The assets are also illiquid. That is, they are not traded daily.
Most of us already have an exposure to real assets through the family home. Additional direct Australian property investments, through the SMSF, risk over concentration.
Consequently, I believe the most effective way for an SMSF trustee to gain additional real asset exposure is through investment in specialist unlisted property or infrastructure funds.
The advantages are:
- Such funds may invest in multiple assets across different asset classes and countries, therefore the fund portfolio may already be diversified;
- Reduced exposure to listed market volatility;
- Good and stable expected returns (post fees), fully hedged against currency movements;
- Depending on fund, high levels of liquidity. That is, the fund covers the illiquidity risk.
Issues to be aware of are:
- The proportion of cash yield in the overall returns can vary depending on fund style. Some funds, particularly real estate funds, may give virtually 100% yield, while infrastructure funds tend to provide higher overall returns balanced between growth and yield.
- While this strategy is a currently a good long-term option, conditions do change. It is important to re-assess asset allocations regularly.

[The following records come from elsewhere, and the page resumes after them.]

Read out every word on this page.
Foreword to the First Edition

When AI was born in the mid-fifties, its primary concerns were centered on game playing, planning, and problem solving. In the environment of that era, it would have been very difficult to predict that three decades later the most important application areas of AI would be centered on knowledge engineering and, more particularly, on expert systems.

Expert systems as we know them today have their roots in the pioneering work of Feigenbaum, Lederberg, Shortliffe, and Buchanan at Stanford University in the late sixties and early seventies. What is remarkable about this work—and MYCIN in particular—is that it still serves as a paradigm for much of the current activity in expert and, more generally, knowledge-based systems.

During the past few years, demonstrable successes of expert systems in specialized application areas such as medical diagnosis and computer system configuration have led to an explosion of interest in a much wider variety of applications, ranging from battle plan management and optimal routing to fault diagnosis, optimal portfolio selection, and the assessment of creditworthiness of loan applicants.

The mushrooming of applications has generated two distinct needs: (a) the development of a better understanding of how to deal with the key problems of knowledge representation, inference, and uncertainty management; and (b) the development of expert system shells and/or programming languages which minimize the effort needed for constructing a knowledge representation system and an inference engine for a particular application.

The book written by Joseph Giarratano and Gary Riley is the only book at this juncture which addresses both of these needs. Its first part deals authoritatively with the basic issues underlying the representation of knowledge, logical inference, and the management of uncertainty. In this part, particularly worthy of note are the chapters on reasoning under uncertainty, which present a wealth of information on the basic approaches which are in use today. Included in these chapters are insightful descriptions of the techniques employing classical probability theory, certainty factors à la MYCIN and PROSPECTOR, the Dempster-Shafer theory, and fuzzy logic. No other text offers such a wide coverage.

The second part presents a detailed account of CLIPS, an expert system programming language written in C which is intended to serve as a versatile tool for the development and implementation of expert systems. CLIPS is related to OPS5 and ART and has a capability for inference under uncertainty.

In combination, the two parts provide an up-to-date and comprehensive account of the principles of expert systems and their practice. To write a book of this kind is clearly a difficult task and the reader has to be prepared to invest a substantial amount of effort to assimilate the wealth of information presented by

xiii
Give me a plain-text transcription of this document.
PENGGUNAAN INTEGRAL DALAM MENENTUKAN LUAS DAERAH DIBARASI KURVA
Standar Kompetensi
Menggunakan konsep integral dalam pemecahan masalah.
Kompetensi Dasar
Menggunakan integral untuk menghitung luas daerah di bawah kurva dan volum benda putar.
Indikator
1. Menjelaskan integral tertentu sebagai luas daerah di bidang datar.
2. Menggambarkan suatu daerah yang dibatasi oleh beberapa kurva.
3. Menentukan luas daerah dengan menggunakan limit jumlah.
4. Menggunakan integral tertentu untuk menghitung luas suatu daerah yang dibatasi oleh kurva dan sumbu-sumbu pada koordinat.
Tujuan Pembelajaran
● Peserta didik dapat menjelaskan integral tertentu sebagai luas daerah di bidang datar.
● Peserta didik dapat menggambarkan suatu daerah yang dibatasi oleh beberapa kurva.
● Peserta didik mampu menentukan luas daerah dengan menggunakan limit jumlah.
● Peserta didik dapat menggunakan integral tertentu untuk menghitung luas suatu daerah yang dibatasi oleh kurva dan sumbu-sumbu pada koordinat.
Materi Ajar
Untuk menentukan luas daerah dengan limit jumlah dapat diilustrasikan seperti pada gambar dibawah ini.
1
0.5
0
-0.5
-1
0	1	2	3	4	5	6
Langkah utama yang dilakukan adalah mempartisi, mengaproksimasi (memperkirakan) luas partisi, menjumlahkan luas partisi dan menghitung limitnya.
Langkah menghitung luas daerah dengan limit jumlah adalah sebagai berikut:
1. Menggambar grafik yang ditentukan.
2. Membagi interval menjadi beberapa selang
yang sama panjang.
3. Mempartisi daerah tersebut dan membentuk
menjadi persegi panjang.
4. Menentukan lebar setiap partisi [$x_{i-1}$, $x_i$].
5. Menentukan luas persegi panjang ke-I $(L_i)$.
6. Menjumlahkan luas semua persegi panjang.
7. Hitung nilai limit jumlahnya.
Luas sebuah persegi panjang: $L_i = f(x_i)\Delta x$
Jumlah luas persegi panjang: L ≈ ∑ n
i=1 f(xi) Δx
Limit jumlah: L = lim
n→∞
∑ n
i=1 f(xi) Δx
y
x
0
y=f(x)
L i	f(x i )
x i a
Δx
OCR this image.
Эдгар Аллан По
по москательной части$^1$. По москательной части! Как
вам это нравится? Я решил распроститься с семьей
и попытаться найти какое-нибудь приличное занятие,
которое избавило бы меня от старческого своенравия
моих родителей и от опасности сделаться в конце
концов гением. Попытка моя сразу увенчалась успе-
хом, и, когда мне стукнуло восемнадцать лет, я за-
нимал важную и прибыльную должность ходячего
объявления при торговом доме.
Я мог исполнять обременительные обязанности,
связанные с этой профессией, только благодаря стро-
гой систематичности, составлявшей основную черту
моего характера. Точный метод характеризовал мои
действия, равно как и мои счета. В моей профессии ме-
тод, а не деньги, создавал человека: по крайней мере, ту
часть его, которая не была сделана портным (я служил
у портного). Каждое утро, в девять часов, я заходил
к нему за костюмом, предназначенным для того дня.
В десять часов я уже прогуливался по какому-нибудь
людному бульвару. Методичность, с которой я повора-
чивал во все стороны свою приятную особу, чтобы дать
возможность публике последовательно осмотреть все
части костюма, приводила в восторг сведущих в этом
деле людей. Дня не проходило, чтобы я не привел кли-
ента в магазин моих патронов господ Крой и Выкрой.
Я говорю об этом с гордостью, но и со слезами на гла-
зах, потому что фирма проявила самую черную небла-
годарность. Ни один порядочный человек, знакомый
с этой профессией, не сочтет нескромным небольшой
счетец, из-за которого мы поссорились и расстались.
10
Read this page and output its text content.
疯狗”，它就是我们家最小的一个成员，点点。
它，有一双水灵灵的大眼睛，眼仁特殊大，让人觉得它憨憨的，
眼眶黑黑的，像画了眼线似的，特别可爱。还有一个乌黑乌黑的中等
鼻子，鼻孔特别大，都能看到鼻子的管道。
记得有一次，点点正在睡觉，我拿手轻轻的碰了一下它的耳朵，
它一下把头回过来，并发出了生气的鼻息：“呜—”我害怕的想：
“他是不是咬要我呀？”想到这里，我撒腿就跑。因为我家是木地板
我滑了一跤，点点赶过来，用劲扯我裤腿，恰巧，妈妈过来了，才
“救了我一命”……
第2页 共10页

In the context of my own broader portfolio, I have followed my own advice and am invested in an infrastructure fund. So far, I am pretty happy, as it has delivered better returns than listed markets (after fees) at very low levels of volatility. Consequently, I have no need for bonds and currently have a zero bond exposure. In effect, this single investment has largely replaced a traditional bonds and equities portfolio.
My fund is in drawdown mode but I prefer the high returns of an infrastructure investment even if it means that I have to draw down from the fund if required.